Ich wusste doch gar nichts über Visionen. Vielleicht waren sie ja gar nicht so schlimm, wie ich mir das alles vorstellte. In Filmen war das mal ein gutes, mal ein schlechtes Zeichen, wenn jemand solche Träume hatte, die eben wahr wurden. Warte. Wahr wurden?

Heilige Scheiße. Das – das durfte nicht. Ich konnte den Gedanken nicht zu Ende bringen ohne fast zu heulen. Meine Mum. Sie – Sie war in den Träumen gewesen. Sie – Ihr ging es nicht gut.

Das durften keine Visionen gewesen sein. Nein, das ging einfach nicht.

Meine Nackenhaare sträubten sich und ich spürte eine erneute Gänsehaut, die sich über meinen Körper zog. Sie machte mir Angst, hüllte mich ein, nahm mir die klaren Gedanken.

„Hey, Kleines". Lokis Stimme ließ mich aufschauen. Ich hatte gar nicht bemerkt, dass er sich neben mich gesetzt hatte und mir nun behutsam die Tränen von der Wange strich.

Tränen? Wann war das wieder passiert?

Verwirrt und vor allem angsterfüllt schaute ich zu ihm.

In diesem Moment wirkte er so freundlich, gutherzig, aufrichtig und ich fühlte mich wohl.

Mein viel zu schneller Puls beruhigte sich augenblicklich, als ich seine grünen Augen beobachtete.

Es war still und abgesehen von meinem lauten Atem, war kein Geräusch zu hören.

Er setzte an etwas zu sagen.

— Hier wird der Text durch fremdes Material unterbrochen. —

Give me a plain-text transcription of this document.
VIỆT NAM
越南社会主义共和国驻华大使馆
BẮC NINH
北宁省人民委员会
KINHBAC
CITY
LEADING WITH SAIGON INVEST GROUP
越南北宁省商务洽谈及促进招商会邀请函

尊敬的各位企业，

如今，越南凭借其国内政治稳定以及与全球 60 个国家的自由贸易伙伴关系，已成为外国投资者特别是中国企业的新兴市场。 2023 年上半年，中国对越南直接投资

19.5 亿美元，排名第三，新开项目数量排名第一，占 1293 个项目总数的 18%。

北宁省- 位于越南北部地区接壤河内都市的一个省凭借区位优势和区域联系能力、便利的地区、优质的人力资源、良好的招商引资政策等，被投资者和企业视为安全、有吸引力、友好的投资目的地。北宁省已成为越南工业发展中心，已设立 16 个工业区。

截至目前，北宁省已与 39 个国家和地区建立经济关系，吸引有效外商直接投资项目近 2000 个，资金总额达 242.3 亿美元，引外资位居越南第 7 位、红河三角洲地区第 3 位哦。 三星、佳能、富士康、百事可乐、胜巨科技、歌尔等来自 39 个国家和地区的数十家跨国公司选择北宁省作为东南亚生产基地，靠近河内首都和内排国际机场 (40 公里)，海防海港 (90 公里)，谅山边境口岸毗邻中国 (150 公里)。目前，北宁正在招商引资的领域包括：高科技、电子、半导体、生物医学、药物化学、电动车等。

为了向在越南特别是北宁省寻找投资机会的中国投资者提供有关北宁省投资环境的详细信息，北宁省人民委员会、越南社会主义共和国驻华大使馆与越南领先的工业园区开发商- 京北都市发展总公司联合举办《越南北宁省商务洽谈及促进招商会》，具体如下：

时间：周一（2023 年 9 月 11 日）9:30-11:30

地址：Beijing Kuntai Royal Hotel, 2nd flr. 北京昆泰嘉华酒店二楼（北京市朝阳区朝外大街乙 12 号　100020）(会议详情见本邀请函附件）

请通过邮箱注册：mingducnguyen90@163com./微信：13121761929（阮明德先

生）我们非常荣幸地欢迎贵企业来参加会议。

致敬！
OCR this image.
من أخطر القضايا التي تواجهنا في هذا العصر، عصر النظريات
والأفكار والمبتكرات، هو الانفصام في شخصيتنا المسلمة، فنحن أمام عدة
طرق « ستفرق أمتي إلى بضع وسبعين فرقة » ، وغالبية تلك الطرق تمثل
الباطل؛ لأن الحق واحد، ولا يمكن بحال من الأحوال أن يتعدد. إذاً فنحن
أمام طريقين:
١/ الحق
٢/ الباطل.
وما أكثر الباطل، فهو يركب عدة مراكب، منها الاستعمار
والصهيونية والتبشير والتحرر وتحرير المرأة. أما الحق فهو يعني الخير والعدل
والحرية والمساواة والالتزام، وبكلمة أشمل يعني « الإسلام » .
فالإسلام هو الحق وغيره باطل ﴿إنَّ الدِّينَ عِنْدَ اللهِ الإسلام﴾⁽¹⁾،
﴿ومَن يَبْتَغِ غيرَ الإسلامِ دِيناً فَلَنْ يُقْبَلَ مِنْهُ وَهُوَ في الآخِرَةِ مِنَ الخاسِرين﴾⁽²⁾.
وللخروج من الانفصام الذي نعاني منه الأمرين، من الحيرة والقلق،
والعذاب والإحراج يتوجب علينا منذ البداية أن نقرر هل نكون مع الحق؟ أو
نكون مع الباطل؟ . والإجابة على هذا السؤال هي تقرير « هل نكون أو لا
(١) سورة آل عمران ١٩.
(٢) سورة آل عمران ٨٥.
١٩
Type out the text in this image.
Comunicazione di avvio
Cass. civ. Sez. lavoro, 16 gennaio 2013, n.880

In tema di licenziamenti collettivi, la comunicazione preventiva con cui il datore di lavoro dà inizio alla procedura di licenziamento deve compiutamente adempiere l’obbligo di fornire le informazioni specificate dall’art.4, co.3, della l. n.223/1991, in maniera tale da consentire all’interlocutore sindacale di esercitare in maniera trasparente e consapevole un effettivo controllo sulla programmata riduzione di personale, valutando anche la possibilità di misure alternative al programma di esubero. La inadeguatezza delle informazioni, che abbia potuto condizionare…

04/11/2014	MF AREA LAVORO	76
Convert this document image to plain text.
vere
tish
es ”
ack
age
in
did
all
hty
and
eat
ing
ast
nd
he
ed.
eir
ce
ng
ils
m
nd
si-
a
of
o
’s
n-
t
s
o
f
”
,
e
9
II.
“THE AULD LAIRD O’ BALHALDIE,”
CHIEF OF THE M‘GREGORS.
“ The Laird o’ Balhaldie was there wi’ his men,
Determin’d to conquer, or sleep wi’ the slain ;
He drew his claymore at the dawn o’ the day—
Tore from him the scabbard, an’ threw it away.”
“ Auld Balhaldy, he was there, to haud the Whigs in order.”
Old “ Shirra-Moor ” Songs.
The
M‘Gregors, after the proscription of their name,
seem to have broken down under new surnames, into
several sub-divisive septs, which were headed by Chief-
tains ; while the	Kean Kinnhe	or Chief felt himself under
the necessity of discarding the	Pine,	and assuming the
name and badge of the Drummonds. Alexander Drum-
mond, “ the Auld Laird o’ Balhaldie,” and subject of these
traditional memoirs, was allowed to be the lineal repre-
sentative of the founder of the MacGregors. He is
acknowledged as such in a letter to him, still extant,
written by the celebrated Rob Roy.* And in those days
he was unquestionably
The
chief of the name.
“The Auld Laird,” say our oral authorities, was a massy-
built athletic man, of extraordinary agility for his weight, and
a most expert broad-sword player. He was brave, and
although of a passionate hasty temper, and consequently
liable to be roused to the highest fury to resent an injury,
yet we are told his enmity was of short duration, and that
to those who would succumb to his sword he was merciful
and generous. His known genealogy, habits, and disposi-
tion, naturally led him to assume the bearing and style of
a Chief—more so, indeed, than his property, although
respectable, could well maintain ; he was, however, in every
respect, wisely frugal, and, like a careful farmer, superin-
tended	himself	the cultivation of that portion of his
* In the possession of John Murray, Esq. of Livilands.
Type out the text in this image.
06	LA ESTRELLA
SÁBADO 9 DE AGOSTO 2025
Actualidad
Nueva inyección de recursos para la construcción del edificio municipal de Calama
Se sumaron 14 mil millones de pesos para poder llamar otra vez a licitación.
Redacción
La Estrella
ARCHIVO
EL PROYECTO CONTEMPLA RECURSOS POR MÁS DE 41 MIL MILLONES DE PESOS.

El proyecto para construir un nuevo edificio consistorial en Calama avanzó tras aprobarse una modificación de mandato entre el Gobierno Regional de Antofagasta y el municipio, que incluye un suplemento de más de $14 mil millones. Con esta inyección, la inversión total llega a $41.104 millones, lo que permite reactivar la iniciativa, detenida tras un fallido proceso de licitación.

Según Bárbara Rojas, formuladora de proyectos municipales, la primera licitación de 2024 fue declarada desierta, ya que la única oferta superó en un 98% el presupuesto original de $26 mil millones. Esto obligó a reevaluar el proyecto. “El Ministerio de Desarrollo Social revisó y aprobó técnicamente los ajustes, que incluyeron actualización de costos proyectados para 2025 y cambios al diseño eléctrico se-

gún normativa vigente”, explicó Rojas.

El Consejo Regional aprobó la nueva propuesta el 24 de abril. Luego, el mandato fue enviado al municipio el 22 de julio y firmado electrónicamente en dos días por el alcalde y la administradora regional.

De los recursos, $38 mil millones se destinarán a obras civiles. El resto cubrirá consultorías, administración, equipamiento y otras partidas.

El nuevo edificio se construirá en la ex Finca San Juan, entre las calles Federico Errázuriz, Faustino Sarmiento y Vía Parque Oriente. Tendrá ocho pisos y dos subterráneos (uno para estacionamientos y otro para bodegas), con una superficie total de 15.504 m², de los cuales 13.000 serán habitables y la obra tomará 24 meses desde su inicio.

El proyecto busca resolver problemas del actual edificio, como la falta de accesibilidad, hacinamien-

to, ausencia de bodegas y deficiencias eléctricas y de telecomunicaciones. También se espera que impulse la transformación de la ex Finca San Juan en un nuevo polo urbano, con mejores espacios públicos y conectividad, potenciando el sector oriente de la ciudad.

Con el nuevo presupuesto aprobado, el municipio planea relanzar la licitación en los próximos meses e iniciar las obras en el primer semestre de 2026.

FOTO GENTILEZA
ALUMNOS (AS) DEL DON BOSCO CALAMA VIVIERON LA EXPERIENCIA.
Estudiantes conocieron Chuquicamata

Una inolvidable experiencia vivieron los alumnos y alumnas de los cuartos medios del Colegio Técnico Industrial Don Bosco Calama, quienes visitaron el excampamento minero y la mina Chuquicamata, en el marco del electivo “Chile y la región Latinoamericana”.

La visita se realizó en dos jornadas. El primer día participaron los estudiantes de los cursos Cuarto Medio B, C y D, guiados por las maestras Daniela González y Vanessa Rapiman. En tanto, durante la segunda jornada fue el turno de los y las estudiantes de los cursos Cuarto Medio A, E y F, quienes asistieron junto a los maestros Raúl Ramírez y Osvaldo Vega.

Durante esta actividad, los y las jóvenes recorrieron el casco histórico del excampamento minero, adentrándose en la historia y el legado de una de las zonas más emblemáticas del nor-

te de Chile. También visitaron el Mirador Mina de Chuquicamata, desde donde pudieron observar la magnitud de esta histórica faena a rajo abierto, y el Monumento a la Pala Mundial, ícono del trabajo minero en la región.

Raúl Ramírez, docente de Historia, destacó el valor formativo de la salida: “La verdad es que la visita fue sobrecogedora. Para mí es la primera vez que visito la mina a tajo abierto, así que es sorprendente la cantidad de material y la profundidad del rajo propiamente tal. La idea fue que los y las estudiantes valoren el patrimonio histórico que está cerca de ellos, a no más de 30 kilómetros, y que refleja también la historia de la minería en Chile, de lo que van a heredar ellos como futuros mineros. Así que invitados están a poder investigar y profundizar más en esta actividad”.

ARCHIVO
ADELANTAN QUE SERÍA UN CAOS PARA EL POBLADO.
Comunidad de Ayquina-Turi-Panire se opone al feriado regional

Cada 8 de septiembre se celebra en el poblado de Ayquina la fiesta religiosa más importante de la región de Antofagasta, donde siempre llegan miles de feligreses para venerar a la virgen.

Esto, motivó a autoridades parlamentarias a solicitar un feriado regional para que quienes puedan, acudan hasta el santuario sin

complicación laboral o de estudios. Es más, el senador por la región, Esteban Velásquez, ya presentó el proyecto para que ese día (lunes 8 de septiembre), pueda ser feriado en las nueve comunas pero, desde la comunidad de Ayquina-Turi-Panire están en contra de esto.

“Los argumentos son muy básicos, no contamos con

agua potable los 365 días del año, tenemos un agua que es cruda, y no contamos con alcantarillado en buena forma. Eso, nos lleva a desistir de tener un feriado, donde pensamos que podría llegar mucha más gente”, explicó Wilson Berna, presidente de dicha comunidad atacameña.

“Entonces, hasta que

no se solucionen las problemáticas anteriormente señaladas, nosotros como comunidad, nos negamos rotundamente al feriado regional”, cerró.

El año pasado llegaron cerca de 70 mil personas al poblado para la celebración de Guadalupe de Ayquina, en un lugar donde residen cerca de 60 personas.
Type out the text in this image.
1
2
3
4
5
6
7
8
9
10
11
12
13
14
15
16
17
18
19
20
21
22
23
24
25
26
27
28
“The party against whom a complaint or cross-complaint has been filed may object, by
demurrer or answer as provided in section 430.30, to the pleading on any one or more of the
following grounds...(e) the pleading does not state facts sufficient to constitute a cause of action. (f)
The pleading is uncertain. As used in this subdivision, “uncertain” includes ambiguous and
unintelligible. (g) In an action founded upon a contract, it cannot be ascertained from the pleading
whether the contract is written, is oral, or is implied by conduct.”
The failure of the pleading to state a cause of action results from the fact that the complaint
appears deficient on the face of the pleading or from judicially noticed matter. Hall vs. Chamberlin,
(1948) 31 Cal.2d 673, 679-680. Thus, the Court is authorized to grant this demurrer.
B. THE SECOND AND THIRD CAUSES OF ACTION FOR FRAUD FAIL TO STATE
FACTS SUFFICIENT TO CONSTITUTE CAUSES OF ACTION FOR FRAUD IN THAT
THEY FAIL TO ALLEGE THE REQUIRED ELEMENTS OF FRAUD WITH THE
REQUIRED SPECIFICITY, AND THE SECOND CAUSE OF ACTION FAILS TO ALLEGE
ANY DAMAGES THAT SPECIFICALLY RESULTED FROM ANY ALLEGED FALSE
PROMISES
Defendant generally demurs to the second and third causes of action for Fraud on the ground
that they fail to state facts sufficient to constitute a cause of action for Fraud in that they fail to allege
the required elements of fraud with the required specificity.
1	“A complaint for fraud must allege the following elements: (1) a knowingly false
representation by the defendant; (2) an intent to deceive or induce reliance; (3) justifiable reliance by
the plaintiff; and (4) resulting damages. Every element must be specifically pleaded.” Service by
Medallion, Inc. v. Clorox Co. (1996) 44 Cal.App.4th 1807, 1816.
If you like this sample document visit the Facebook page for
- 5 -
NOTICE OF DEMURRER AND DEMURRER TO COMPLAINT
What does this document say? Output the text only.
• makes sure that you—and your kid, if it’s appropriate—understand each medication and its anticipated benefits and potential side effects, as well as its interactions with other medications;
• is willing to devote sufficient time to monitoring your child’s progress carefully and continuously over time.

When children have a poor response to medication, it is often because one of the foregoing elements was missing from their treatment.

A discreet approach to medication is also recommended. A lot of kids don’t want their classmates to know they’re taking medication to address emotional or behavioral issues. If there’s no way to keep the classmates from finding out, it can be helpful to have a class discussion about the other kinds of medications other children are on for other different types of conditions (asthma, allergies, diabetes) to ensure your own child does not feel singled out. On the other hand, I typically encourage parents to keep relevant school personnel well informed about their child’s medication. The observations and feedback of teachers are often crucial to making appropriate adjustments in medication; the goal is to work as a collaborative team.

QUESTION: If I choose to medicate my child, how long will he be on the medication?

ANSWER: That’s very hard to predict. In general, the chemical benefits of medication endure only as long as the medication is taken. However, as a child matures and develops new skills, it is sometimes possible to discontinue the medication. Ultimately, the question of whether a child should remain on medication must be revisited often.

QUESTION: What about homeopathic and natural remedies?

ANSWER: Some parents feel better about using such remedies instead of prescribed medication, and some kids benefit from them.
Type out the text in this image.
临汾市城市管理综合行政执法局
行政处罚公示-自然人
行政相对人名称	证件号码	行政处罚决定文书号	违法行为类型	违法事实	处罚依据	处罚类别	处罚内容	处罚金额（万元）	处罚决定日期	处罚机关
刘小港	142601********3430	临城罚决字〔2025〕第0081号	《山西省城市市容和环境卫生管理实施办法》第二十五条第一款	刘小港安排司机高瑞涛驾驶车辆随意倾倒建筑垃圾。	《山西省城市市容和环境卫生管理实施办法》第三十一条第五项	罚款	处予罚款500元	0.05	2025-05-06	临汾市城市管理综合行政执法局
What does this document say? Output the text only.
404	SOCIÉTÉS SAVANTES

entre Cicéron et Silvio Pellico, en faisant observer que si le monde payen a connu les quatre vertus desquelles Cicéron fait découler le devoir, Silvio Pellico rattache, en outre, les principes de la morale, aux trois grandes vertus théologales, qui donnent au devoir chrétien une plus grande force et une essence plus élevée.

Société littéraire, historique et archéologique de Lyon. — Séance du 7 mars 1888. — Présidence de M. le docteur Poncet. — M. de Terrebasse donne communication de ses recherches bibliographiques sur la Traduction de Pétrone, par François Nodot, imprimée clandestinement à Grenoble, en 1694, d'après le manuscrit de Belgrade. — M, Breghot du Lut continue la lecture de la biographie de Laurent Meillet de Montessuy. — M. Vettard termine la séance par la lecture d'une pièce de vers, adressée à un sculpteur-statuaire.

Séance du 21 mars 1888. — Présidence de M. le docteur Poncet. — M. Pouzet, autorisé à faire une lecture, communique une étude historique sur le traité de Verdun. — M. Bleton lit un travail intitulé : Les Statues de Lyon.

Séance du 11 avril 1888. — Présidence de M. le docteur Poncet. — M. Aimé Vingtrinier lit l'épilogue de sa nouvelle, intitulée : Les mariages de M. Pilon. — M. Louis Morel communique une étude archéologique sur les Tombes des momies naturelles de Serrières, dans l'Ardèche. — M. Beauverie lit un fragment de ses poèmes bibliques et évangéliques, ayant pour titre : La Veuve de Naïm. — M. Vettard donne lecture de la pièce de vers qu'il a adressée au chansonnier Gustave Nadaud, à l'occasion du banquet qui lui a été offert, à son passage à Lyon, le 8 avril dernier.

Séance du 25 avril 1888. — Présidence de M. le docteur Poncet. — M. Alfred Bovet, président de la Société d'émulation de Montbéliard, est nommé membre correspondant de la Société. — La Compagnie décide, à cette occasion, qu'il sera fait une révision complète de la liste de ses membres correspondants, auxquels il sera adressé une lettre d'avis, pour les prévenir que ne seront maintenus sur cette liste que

Schloss den Mund dann wieder, nur um ihn wenige Sekunden später erneut zu öffnen.

„Ich habe davon schon mal gelesen. In den alten Aufzeichnungen von und über Asgard. Damals hat es eine Familie gegeben. Sie waren Asen und standen in engem Kontakt mit dem damaligen König, dem Vater deines Großvaters. Die Geschichten erzählen von einem jungen Mädchen, welches schon in ihren frühen Jahren den König beriet. Das hatte für großes Aufsehen gesorgt, aber der Allvater vertraute ihr. Es hieß, sie hätte ihm die Zukunft gezeigt. Man erzählt sich, sie sei in der Lage gewesen in ihren Träumen, das Schicksal des Planeten zu sehen. Durch ihre Hilfe gelang es dem König, unzählige Schlachten für sich zu gewinnen, wenn man der Geschichte Glauben schenkt. Sie ereilte jedoch ein früher Tod und ihre Neugeborenen-Zwillinge kamen in ein Waisenhaus. Jahre später hat mein Vater, Odin, die nun Erwachsenen Asen ausfindig gemacht, doch keiner von den beiden verfügte über eine solche Gabe. So wurde die Geschichte, nichts weiter als eine Geschichte".